Included in the chief minister’s literary celebration agenda was the commissioning of a series of illustrated story books and theatre adaptations of Premchand’s works. But as usual between the plan and its implementation, there was the long shadow of the state’s infamously indolent bureaucracy. Work on producing the illustrated books commenced only in June this year — and that too only after the officials entrusted with the task were threatened with suspension if the job wasn’t done by the July 31, 2006 deadline.

The consequence of the state bureaucracy going into belated over-drive is shoddily produced commemorative volumes, replete with spelling and grammatical errors.

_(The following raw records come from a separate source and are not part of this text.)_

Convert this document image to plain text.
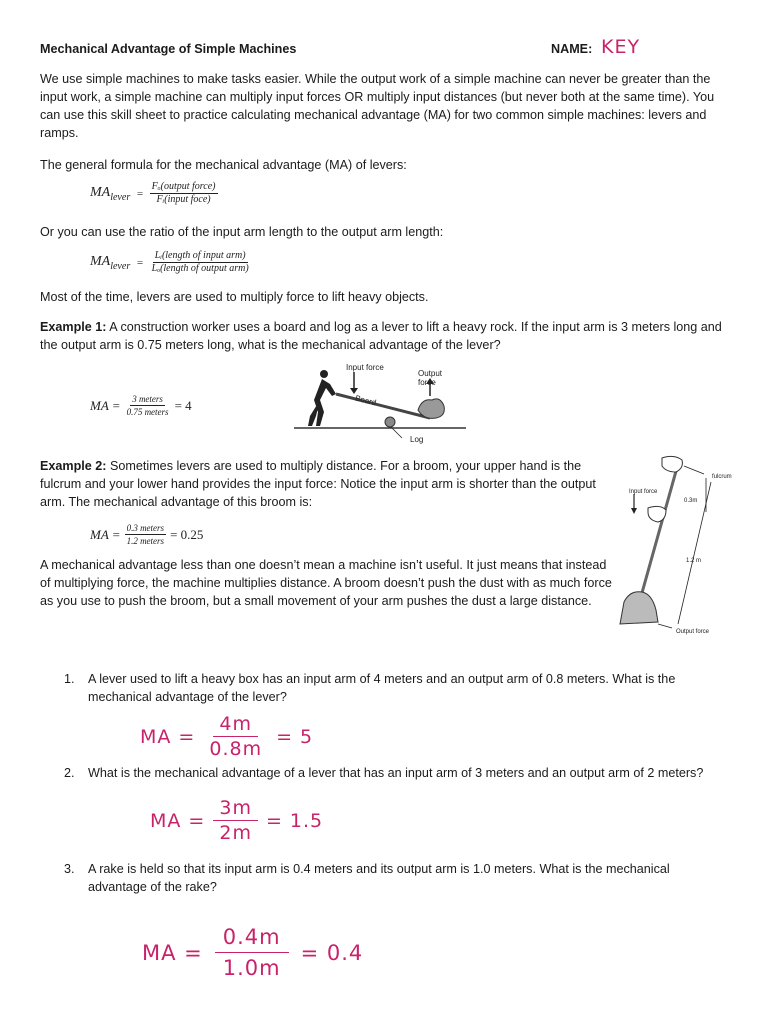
Mechanical Advantage of Simple Machines	NAME: KEY
We use simple machines to make tasks easier. While the output work of a simple machine can never be greater than the input work, a simple machine can multiply input forces OR multiply input distances (but never both at the same time). You can use this skill sheet to practice calculating mechanical advantage (MA) for two common simple machines: levers and ramps.
The general formula for the mechanical advantage (MA) of levers:
$MA_{lever} = \frac{\text{Fₒ(output force)}}{\text{Fᵢ(input foce)}}$
Or you can use the ratio of the input arm length to the output arm length:
$MA_{lever} = \frac{\text{Lᵢ(length of input arm)}}{\text{Lₒ(length of output arm)}}$
Most of the time, levers are used to multiply force to lift heavy objects.
Example 1: A construction worker uses a board and log as a lever to lift a heavy rock. If the input arm is 3 meters long and the output arm is 0.75 meters long, what is the mechanical advantage of the lever?
MA = $\frac{\text{3 meters}}{\text{0.75 meters}} = 4$
Input force
Output force
Board
Log
Example 2: Sometimes levers are used to multiply distance. For a broom, your upper hand is the fulcrum and your lower hand provides the input force: Notice the input arm is shorter than the output arm. The mechanical advantage of this broom is:
MA = $\frac{\text{0.3 meters}}{\text{1.2 meters}} = 0.25$
A mechanical advantage less than one doesn’t mean a machine isn’t useful. It just means that instead of multiplying force, the machine multiplies distance. A broom doesn’t push the dust with as much force as you use to push the broom, but a small movement of your arm pushes the dust a large distance.
fulcrum
Input force
0.3m
1.2 m
Output force
1. A lever used to lift a heavy box has an input arm of 4 meters and an output arm of 0.8 meters. What is the mechanical advantage of the lever?
MA = $\frac{4m}{0.8m} = 5$
2. What is the mechanical advantage of a lever that has an input arm of 3 meters and an output arm of 2 meters?
MA = $\frac{3m}{2m} = 1.5$
3. A rake is held so that its input arm is 0.4 meters and its output arm is 1.0 meters. What is the mechanical advantage of the rake?
MA = $\frac{0.4m}{1.0m} = 0.4$
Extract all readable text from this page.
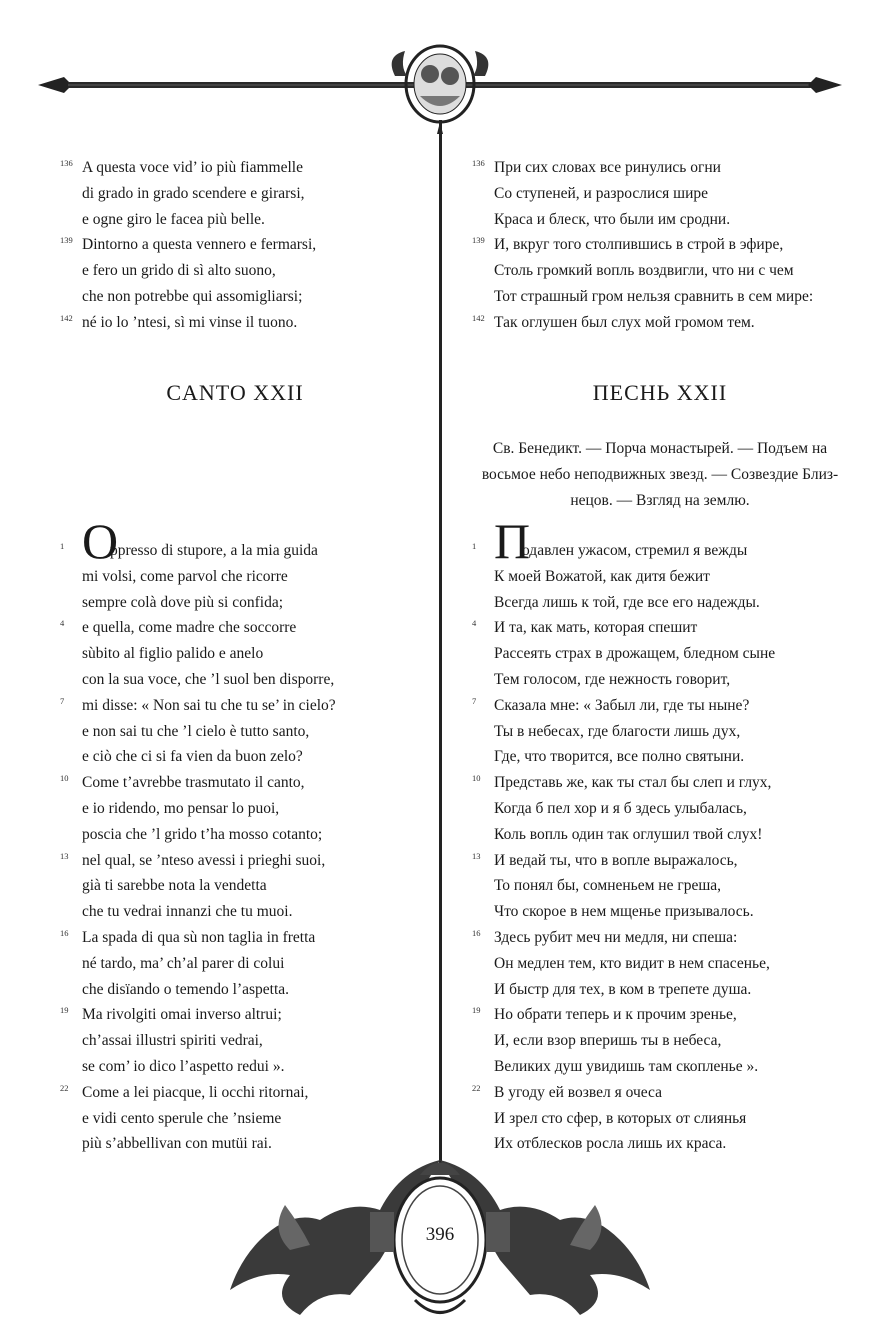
136 A questa voce vid’ io più fiammelle
di grado in grado scendere e girarsi,
e ogne giro le facea più belle.
139 Dintorno a questa vennero e fermarsi,
e fero un grido di sì alto suono,
che non potrebbe qui assomigliarsi;
142 né io lo ’ntesi, sì mi vinse il tuono.
136 При сих словах все ринулись огни
Со ступеней, и разрослися шире
Краса и блеск, что были им сродни.
139 И, вкруг того столпившись в строй в эфире,
Столь громкий вопль воздвигли, что ни с чем
Тот страшный гром нельзя сравнить в сем мире:
142 Так оглушен был слух мой громом тем.
CANTO XXII	ПЕСНЬ XXII
Св. Бенедикт. — Порча монастырей. — Подъем на
восьмое небо неподвижных звезд. — Созвездие Близ-
нецов. — Взгляд на землю.
1 O
ppresso di stupore, a la mia guida
mi volsi, come parvol che ricorre
sempre colà dove più si confida;
4 e quella, come madre che soccorre
sùbito al figlio palido e anelo
con la sua voce, che ’l suol ben disporre,
7 mi disse: « Non sai tu che tu se’ in cielo?
e non sai tu che ’l cielo è tutto santo,
e ciò che ci si fa vien da buon zelo?
10 Come t’avrebbe trasmutato il canto,
e io ridendo, mo pensar lo puoi,
poscia che ’l grido t’ha mosso cotanto;
13 nel qual, se ’nteso avessi i prieghi suoi,
già ti sarebbe nota la vendetta
che tu vedrai innanzi che tu muoi.
16 La spada di qua sù non taglia in fretta
né tardo, ma’ ch’al parer di colui
che disïando o temendo l’aspetta.
19 Ma rivolgiti omai inverso altrui;
ch’assai illustri spiriti vedrai,
se com’ io dico l’aspetto redui ».
22 Come a lei piacque, li occhi ritornai,
e vidi cento sperule che ’nsieme
più s’abbellivan con mutüi rai.
1 П
одавлен ужасом, стремил я вежды
К моей Вожатой, как дитя бежит
Всегда лишь к той, где все его надежды.
4 И та, как мать, которая спешит
Рассеять страх в дрожащем, бледном сыне
Тем голосом, где нежность говорит,
7 Сказала мне: « Забыл ли, где ты ныне?
Ты в небесах, где благости лишь дух,
Где, что творится, все полно святыни.
10 Представь же, как ты стал бы слеп и глух,
Когда б пел хор и я б здесь улыбалась,
Коль вопль один так оглушил твой слух!
13 И ведай ты, что в вопле выражалось,
То понял бы, сомненьем не греша,
Что скорое в нем мщенье призывалось.
16 Здесь рубит меч ни медля, ни спеша:
Он медлен тем, кто видит в нем спасенье,
И быстр для тех, в ком в трепете душа.
19 Но обрати теперь и к прочим зренье,
И, если взор вперишь ты в небеса,
Великих душ увидишь там скопленье ».
22 В угоду ей возвел я очеса
И зрел сто сфер, в которых от слиянья
Их отблесков росла лишь их краса.
396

And against the production target of 10,000 only 2,000 volumes have been printed, with more than half gifted away to politicians. Government school and public libraries have been completely by-passed.

Officials at the UP Hindi Sansthan, the agency charged with the task, aren’t willing to accept any blame. According to them the budgeted funds were received only in May 2006. Now following widespread criticism of the quality of the memorial volume, the Sansthan has shelved plans to meet the 10,000 target. The fate of the 1,000 initial editions in stock hangs in the balance. The government has no plans to sell or market them as the volumes on sale at Hindi Sansthan counters are being spurned by children and parents for poor type and illustrations.

Meanwhile ironically, the village of Lamhi in Varanasi district where Premchand was born, doesn’t yet have a school or panchayat library. It’s a poignant tale that could be straight out of a Premchand anthology.